A few months ago EMAP Towers resounded to cries of 'Oooooh! Offside! Goal! No it wasn't! Yes it was!' 'cos everyone was playing a well spiffing footie game called Kick-Off on the Amiga (spit). What's that got to do with Hewson's Super Cup on the Speccie, you may ask? Well, the two aren't dissimilar; the pitch is viewed from above, scrolling mightily to follow the movement of the ball. The graphics are minimal, the action's very fast, and the frills are non-existent. Trouble is, what looked good on the Amiga doesn't quite measure up on the Spectrum, so you're left with a soccer arcade game which is no better than a dozen others, and has none of the managerial elements.

Rather more fun is Head the Ball, which isn't a footie game at all, but a sort of cutesy-wootsie Mario Brothers effort in which a disembodied head bounces through a magical landscape in search of his lost girlfriend, kidnapped by the charming Heads Angel, Gobba. There are diamonds to collect to bribe Gobba, pits to leap and nasty heads to avoid; eventually you get a sort of jet-pack to fly over the nasties. Quite good fun if you like this sort of slop, but no points for originality.

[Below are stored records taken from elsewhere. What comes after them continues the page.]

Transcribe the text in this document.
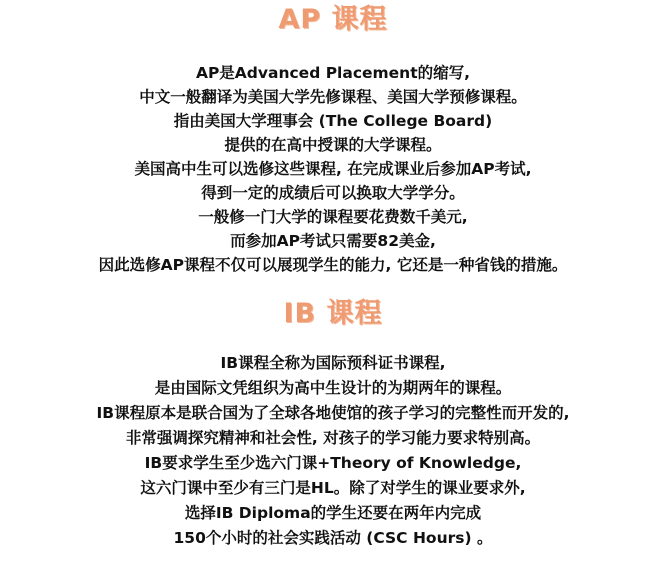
AP 课程
AP是Advanced Placement的缩写,
中文一般翻译为美国大学先修课程、美国大学预修课程。
指由美国大学理事会 (The College Board)
提供的在高中授课的大学课程。
美国高中生可以选修这些课程, 在完成课业后参加AP考试,
得到一定的成绩后可以换取大学学分。
一般修一门大学的课程要花费数千美元,
而参加AP考试只需要82美金,
因此选修AP课程不仅可以展现学生的能力, 它还是一种省钱的措施。
IB 课程
IB课程全称为国际预科证书课程,
是由国际文凭组织为高中生设计的为期两年的课程。
IB课程原本是联合国为了全球各地使馆的孩子学习的完整性而开发的,
非常强调探究精神和社会性, 对孩子的学习能力要求特别高。
IB要求学生至少选六门课+Theory of Knowledge,
这六门课中至少有三门是HL。除了对学生的课业要求外,
选择IB Diploma的学生还要在两年内完成
150个小时的社会实践活动 (CSC Hours) 。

Equally familiar is Kraal, which is so similar in appearance to The Edge's Shadow Skimmer that they might have been programmed by the same team. Here you explore the measureless reaches of an alien complex, exterminating larvae and hunting down the monstrous mother spiders. The backgrounds are marvellously colourful, and your fighter probe slips underneath scaffolding and other structures as you roam around. Annoyingly, the background flips to the next section before you get to the edge of the screen, so you tend to lose track of your position easily. Otherwise, Kraal is pretty polished, and there's a promise of some naughty smutty excitement if you get through to rescue the space princess (but not really, I suspect).

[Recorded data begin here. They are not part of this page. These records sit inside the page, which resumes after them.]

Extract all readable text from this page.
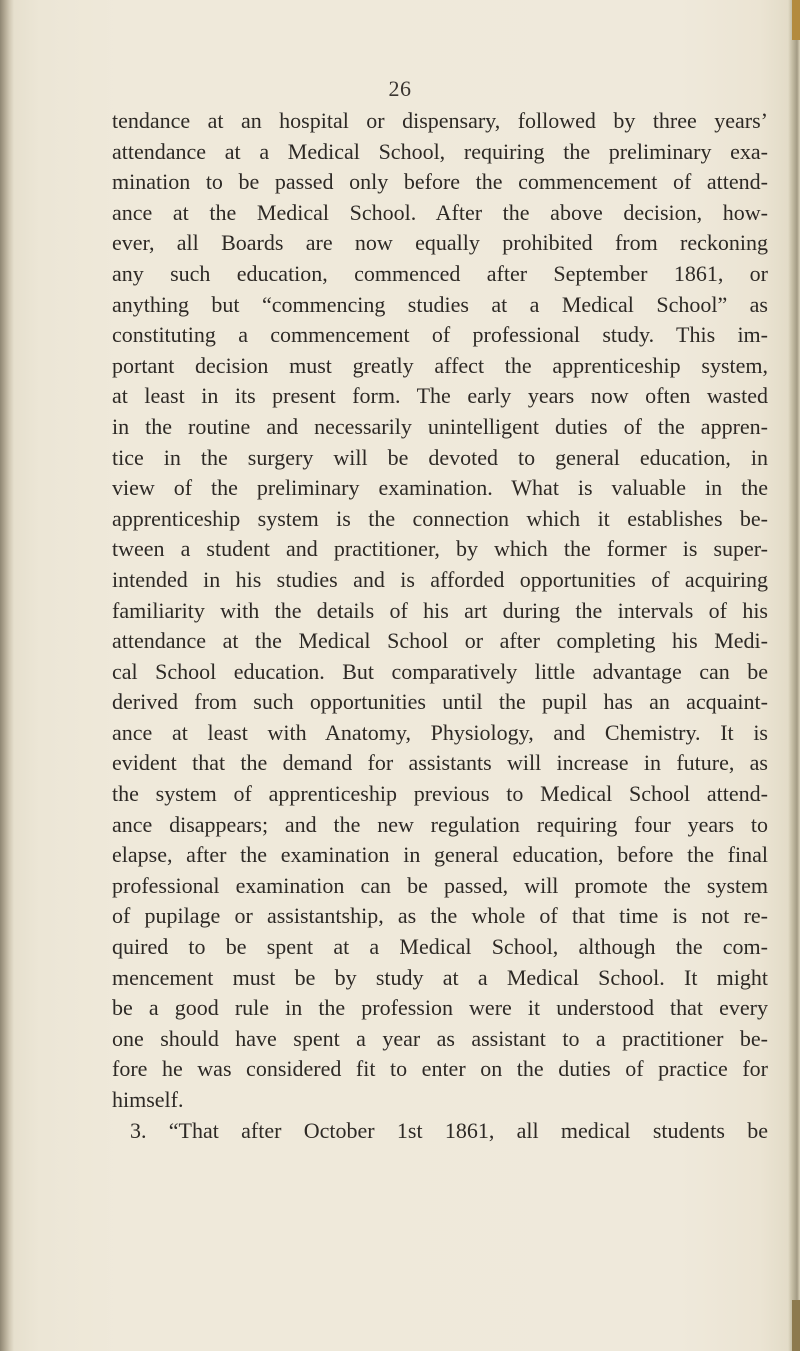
26
tendance at an hospital or dispensary, followed by three years’
attendance at a Medical School, requiring the preliminary exa-
mination to be passed only before the commencement of attend-
ance at the Medical School. After the above decision, how-
ever, all Boards are now equally prohibited from reckoning
any such education, commenced after September 1861, or
anything but “commencing studies at a Medical School” as
constituting a commencement of professional study. This im-
portant decision must greatly affect the apprenticeship system,
at least in its present form. The early years now often wasted
in the routine and necessarily unintelligent duties of the appren-
tice in the surgery will be devoted to general education, in
view of the preliminary examination. What is valuable in the
apprenticeship system is the connection which it establishes be-
tween a student and practitioner, by which the former is super-
intended in his studies and is afforded opportunities of acquiring
familiarity with the details of his art during the intervals of his
attendance at the Medical School or after completing his Medi-
cal School education. But comparatively little advantage can be
derived from such opportunities until the pupil has an acquaint-
ance at least with Anatomy, Physiology, and Chemistry. It is
evident that the demand for assistants will increase in future, as
the system of apprenticeship previous to Medical School attend-
ance disappears; and the new regulation requiring four years to
elapse, after the examination in general education, before the final
professional examination can be passed, will promote the system
of pupilage or assistantship, as the whole of that time is not re-
quired to be spent at a Medical School, although the com-
mencement must be by study at a Medical School. It might
be a good rule in the profession were it understood that every
one should have spent a year as assistant to a practitioner be-
fore he was considered fit to enter on the duties of practice for
himself.
3. “That after October 1st 1861, all medical students be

Klimax is the real oddity, and this one I think should have been released on its own; it plays a bit like Magnetron and looks like Alien Highway. If that's not much help to you, the idea is to pilot a ground-skimmer around a flip-scrolling background of grids, fighting off enemy robots, searching out and disarming auto-destruct mechanisms, and stopping at computer terminals to fuel up and check your directions to Zap City. Pretty good though a bit repetitive.


REVIEW BY: Chris Jenkins

Graphics64%
Sound59%
Playability62%
Lastability59%
Overall60%
Summary: Reasonable compilation, but no real mega-hits.